Steve Harmison will not be going on England's tour of Zimbabwe.
The Durham paceman informed England management of his decision after the ICC Champions Trophy win over Sri Lanka at the Rose Bowl.
But he told the News of the World: "In all honesty, my decision was made in Cape Town over 18 months ago.
"England's World Cup squad spent an horrendous four days before finally deciding not to go to Harare. Nothing has changed for me."
The England and Wales Cricket Board confirmed earlier this month that the team would play five one-day internationals in Zimbabwe, the first on 26 November.
Harmison's decision could lead to other players opting out of the tour.
In July, the News of the World claimed as many as seven players did not want to make the trip.
And the ECB has made it clear that no action will be taken against any player who refuses to tour Zimbabwe.
"The ECB has previously stated that any player who makes himself unavailable to tour Zimbabwe for reasons of personal conscience will not be penalized and this remains our position," said a statement confirming Harmison's decision.
Harmison said he did not want to let captain Michael Vaughan or coach Duncan Fletcher down.
But he added: "I don't believe my decision will cause any splits or break up this team.
"What we've built is special and strong and 10 days in Zimbabwe isn't going to destroy or damage that.
Harmison continued: "Being a personal decision, I realise I could be the only player who doesn't go.
"I hope nobody questions my commitment. Being part of this team means so much to me."
Harmison is not the first player to refuse to play in Zimbabwe - Australian spin bowler Stuart MacGill boycotted a tour earlier this year.
MacGill said he could not go there and "maintain a clear conscience".

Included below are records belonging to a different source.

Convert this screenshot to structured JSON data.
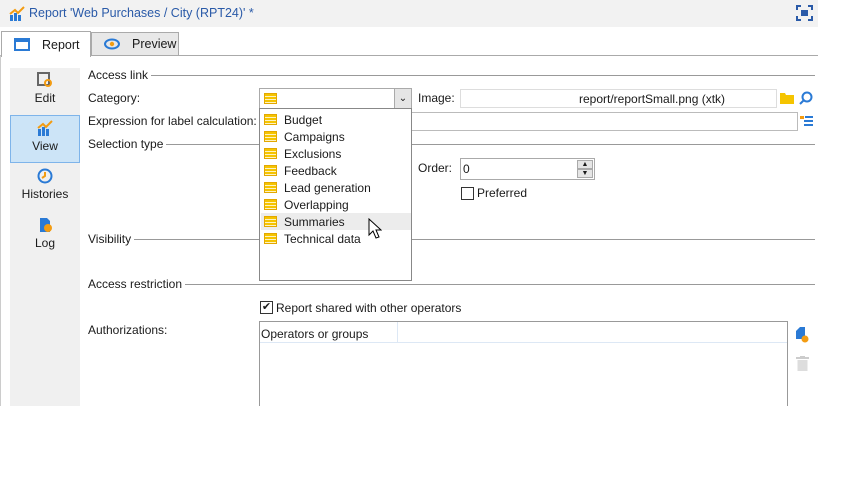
{
  "window": {
    "title": "Report 'Web Purchases / City (RPT24)' *"
  },
  "tabs": [
    {
      "label": "Report",
      "active": true
    },
    {
      "label": "Preview",
      "active": false
    }
  ],
  "sidebar": {
    "items": [
      {
        "label": "Edit"
      },
      {
        "label": "View",
        "selected": true
      },
      {
        "label": "Histories"
      },
      {
        "label": "Log"
      }
    ]
  },
  "access_link": {
    "section": "Access link",
    "category_label": "Category:",
    "category_value": "",
    "image_label": "Image:",
    "image_value": "report/reportSmall.png (xtk)",
    "expression_label": "Expression for label calculation:",
    "expression_value": ""
  },
  "category_options": [
    "Budget",
    "Campaigns",
    "Exclusions",
    "Feedback",
    "Lead generation",
    "Overlapping",
    "Summaries",
    "Technical data"
  ],
  "highlighted_option": "Summaries",
  "selection_type": {
    "section": "Selection type",
    "order_label": "Order:",
    "order_value": "0",
    "preferred_label": "Preferred",
    "preferred_checked": false
  },
  "visibility": {
    "section": "Visibility"
  },
  "access_restriction": {
    "section": "Access restriction",
    "shared_label": "Report shared with other operators",
    "shared_checked": true,
    "authorizations_label": "Authorizations:",
    "table_header": "Operators or groups"
  },
  "colors": {
    "accent": "#2a7ad5",
    "selected_bg": "#cce4f7",
    "category_icon": "#f5c400"
  }
}
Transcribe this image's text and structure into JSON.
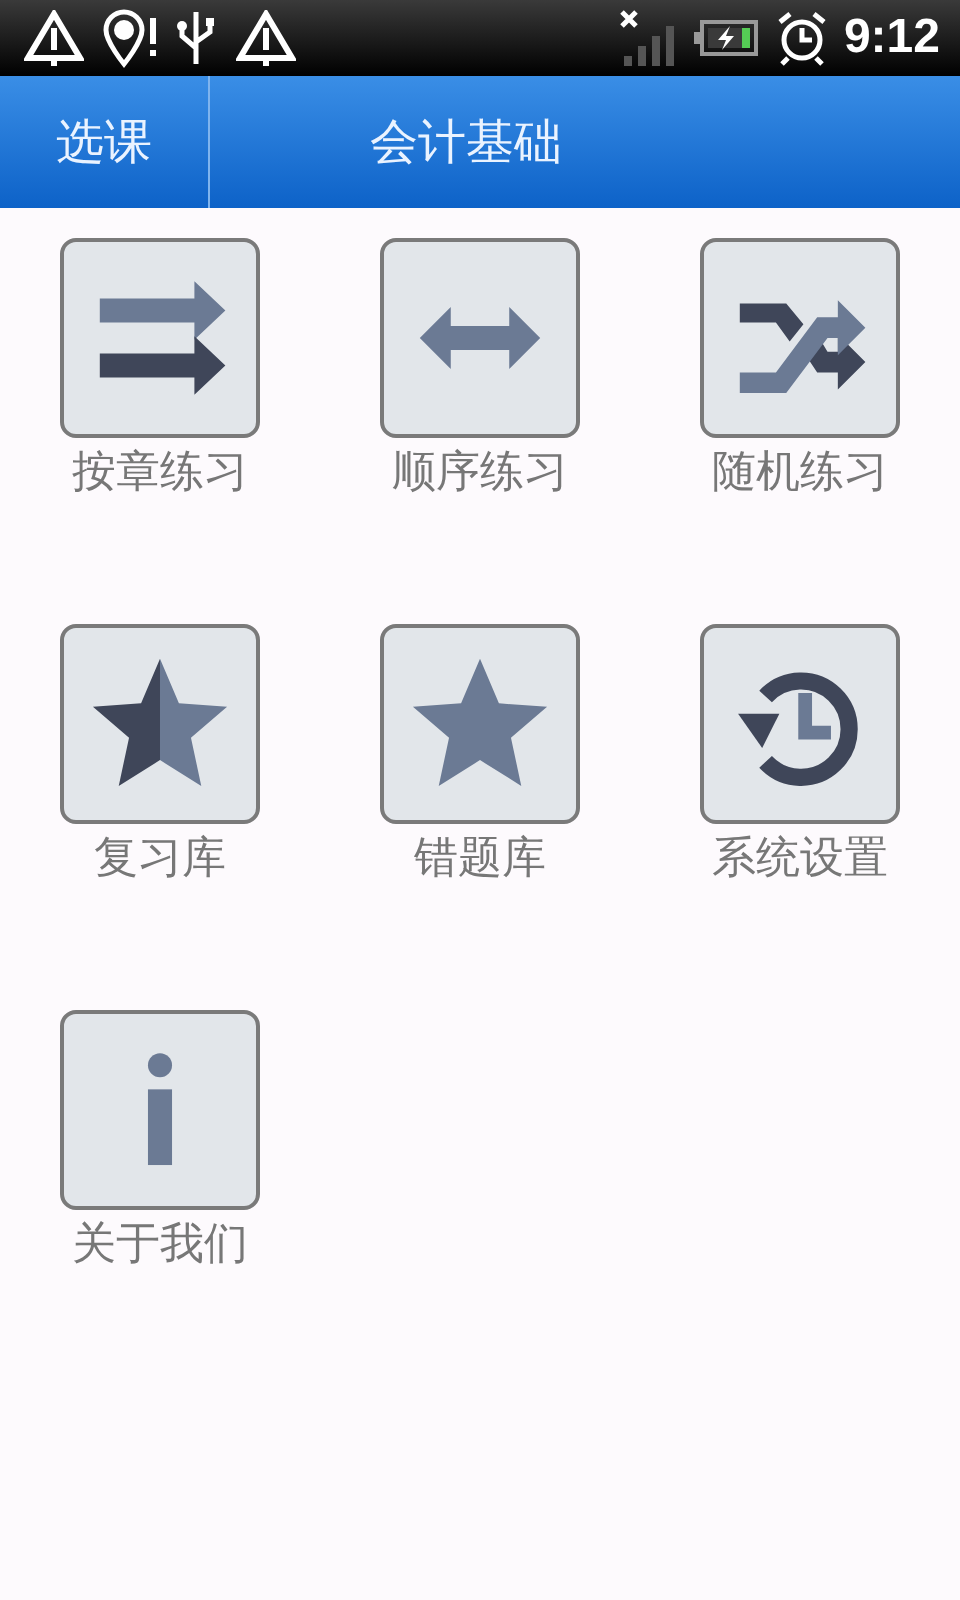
{
  "status_bar": {
    "time": "9:12"
  },
  "header": {
    "back_button": "选课",
    "title": "会计基础"
  },
  "tiles": [
    {
      "label": "按章练习",
      "kind": "arrows-right"
    },
    {
      "label": "顺序练习",
      "kind": "double-arrow"
    },
    {
      "label": "随机练习",
      "kind": "shuffle"
    },
    {
      "label": "复习库",
      "kind": "star-half"
    },
    {
      "label": "错题库",
      "kind": "star"
    },
    {
      "label": "系统设置",
      "kind": "history"
    },
    {
      "label": "关于我们",
      "kind": "info"
    }
  ]
}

The situation in Zimbabwe has been making back page headlines since before the 2003 World Cup, which they co-hosted with South Africa and Kenya.

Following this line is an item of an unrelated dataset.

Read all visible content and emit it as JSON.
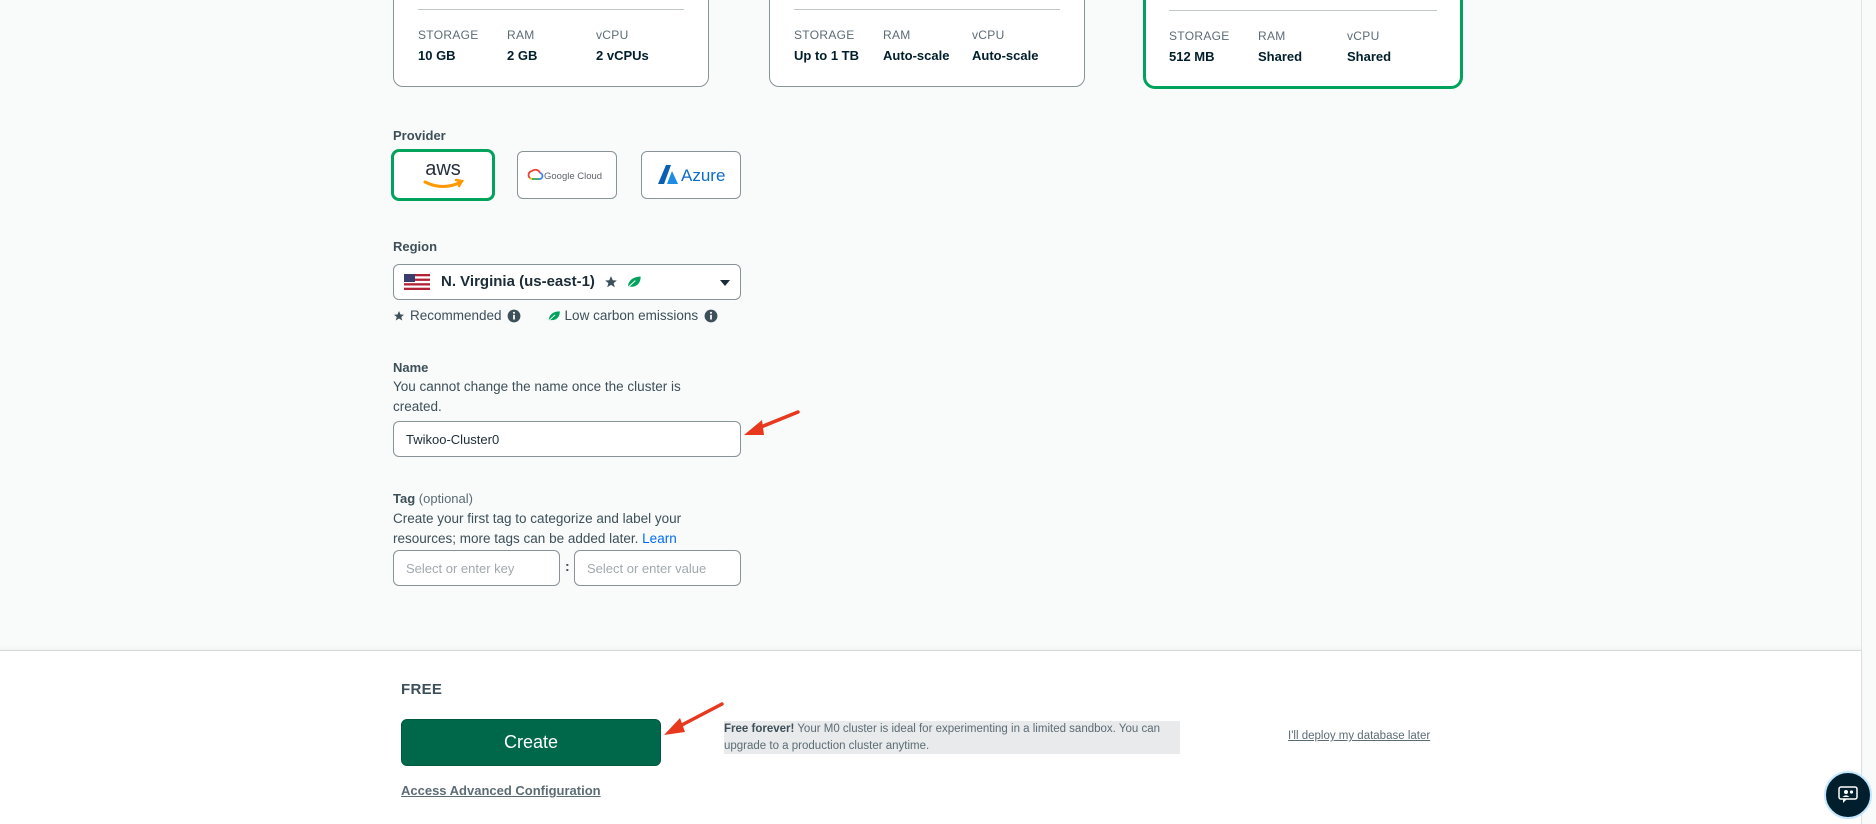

England refused to play in Zimbabwe during the World Cup
Zimbabwe team-mates Henry Olonga and Andy Flower
staged a black arm protest at their game against Namibia, a symbolic gesture which they claimed was intended to "mourn the death of democracy" in their country.
England, meanwhile, refused to play in Harare during the tournament following lengthy discussions between the ECB, players' union and the International Cricket Council.
It prompted then skipper Nasser Hussain to accuse the ICC of letting the players down.
Earlier this year, ECB chief executive Tim Lamb said he had received a letter from Foreign secretary Jack Straw which was "tantamount to an instruction" not to tour Zimbabwe in November.
But they later accepted the tour would have to go ahead because of the threat of severe financial penalties and a possible ban being imposed by the ICC if they did not fulfil their touring obligations.
At the same time, Zimbabwe cricket was torn apart by a dispute between a group of 15 white players and the country's cricket union which followed the sacking of national team captain Heath Streak.
Zimbabwe were forced to field a side of inexperienced youngsters, resulting in the ICC restricting them to one-day internationals for the rest of the year to protect the "integrity" of Test cricket.
The so-called 'rebel' players accused the ZCU of racism and a three-day hearing into their allegations is due to begin in Harare on 29 September.